La interpretación del exdiplomático encuentra respaldo en el tono de las declaraciones formuladas por Trump durante la cumbre del G7 en Francia. Allí, el presidente de Estados Unidos afirmó que el texto con Irán “no es definitivo”, insistió en que se trata apenas de un memorándum preliminar y advirtió que, si el desarrollo del proceso no lo conforma o si Teherán “no se comporta”, Washington podría retomar los bombardeos.

El contenido difundido del memorando refuerza esa idea de provisionalidad. El documento prevé un cese inmediato de hostilidades, abre una ventana de 60 días para negociar un acuerdo definitivo y establece compromisos concretos sobre el frente marítimo: Irán deberá garantizar durante ese período el paso seguro de buques comerciales por el estrecho de Ormuz, mientras Estados Unidos comenzará a levantar el bloqueo naval en un plazo de 30 días.
En ese punto es donde la lectura de Guelar pone el foco central. El estrecho de Ormuz es una de las rutas energéticas más sensibles del planeta: por allí circula aproximadamente una quinta parte del petróleo mundial y una porción decisiva del comercio marítimo de hidrocarburos, por lo que cualquier bloqueo o amenaza militar en la zona impacta de manera directa en los precios internacionales de la energía.
Un mercado convulsionado por la reapertura de Ormuz
De hecho, la sola expectativa de una reapertura ya mostró efectos sobre el mercado. Tras el anuncio del acuerdo preliminar entre Washington y Teherán, el precio del crudo retrocedió con fuerza: reportes señalaron bajas de más del 4% tanto en el Brent como en el WTI, en un movimiento asociado al alivio que implicaría normalizar la navegación en Ormuz y reducir el riesgo geopolítico en Medio Oriente.
En ese marco, el mensaje de Guelar aporta una clave de lectura política: más que celebrar un cierre diplomático pleno del conflicto, el exembajador sugiere que Trump está priorizando una señal táctica al mercado y a Teherán. Es decir, exhibir capacidad de presión, mantener abierta la amenaza militar y, al mismo tiempo, forzar condiciones mínimas para que vuelva a fluir el petróleo por la principal arteria energética de la región.
La secuencia también deja al descubierto la fragilidad del entendimiento. Aunque el memorando abre un canal de negociación y fija una hoja de ruta hacia un acuerdo más amplio, el propio Trump se encargó de remarcar que no lo considera un punto de llegada, sino apenas un instrumento transitorio sujeto a revisión.

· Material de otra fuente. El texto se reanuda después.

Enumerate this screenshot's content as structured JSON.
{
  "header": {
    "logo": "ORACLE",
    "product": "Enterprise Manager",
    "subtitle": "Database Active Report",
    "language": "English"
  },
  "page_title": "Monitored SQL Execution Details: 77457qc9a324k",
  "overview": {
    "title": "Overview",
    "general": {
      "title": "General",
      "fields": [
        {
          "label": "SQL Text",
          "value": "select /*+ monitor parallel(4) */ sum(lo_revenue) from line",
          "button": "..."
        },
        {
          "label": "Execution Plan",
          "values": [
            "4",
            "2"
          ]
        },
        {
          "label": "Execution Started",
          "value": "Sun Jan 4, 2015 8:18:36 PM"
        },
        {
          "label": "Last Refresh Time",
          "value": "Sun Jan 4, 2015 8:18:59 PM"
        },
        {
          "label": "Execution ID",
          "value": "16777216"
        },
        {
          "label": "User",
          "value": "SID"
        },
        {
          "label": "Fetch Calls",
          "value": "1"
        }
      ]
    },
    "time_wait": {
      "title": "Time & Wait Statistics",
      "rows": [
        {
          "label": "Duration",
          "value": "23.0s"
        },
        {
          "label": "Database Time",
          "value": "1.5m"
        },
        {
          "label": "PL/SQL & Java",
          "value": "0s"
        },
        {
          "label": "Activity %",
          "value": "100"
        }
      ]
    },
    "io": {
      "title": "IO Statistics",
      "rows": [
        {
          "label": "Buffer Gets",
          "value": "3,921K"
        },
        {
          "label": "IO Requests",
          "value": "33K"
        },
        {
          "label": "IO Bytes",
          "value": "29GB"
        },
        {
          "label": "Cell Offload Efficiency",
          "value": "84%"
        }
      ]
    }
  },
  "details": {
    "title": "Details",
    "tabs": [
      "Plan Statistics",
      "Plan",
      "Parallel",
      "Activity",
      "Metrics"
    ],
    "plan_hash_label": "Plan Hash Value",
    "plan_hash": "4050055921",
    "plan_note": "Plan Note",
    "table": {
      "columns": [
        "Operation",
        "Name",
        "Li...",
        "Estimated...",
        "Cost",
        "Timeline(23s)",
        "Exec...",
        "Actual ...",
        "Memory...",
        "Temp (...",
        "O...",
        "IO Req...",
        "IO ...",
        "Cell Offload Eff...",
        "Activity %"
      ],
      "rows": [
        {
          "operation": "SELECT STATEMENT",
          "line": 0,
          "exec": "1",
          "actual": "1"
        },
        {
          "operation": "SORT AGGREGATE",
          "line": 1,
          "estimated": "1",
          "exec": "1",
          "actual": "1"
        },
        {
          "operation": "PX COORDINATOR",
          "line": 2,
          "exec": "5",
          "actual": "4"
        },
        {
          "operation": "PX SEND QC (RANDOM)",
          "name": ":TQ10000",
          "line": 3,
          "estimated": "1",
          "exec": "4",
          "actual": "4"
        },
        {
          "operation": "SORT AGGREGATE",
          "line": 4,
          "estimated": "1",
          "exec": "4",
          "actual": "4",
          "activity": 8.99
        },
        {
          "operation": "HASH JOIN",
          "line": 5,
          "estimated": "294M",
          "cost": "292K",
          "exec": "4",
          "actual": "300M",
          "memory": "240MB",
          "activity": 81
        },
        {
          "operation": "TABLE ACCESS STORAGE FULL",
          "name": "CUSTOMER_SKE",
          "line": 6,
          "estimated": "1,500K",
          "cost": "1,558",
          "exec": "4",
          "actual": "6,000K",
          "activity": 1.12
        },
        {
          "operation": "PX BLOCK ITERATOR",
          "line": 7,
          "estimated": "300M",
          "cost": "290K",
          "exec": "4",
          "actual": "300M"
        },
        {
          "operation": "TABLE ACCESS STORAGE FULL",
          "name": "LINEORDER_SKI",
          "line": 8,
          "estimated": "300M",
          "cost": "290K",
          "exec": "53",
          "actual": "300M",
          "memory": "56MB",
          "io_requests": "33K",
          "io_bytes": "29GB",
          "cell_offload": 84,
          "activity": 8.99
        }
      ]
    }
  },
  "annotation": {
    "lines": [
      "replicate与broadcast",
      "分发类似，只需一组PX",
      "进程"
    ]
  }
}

En otras palabras, la distensión anunciada convive todavía con una lógica de coerción explícita, en la que la diplomacia y la amenaza de fuerza avanzan en paralelo.
Desde esa perspectiva, el planteo de Guelar se inscribe en una visión geopolítica concreta: la de un presidente estadounidense más interesado en asegurar resultados rápidos —reapertura de rutas, abaratamiento del crudo, alivio sobre la inflación global y los mercados— que en presentar, por ahora, un acuerdo estructural y definitivo con Irán. Lo que está en discusión, entonces, no es solamente la estabilidad del vínculo entre Washington y Teherán, sino también el modo en que la crisis en el Golfo redefine el precio de la energía y el clima económico internacional.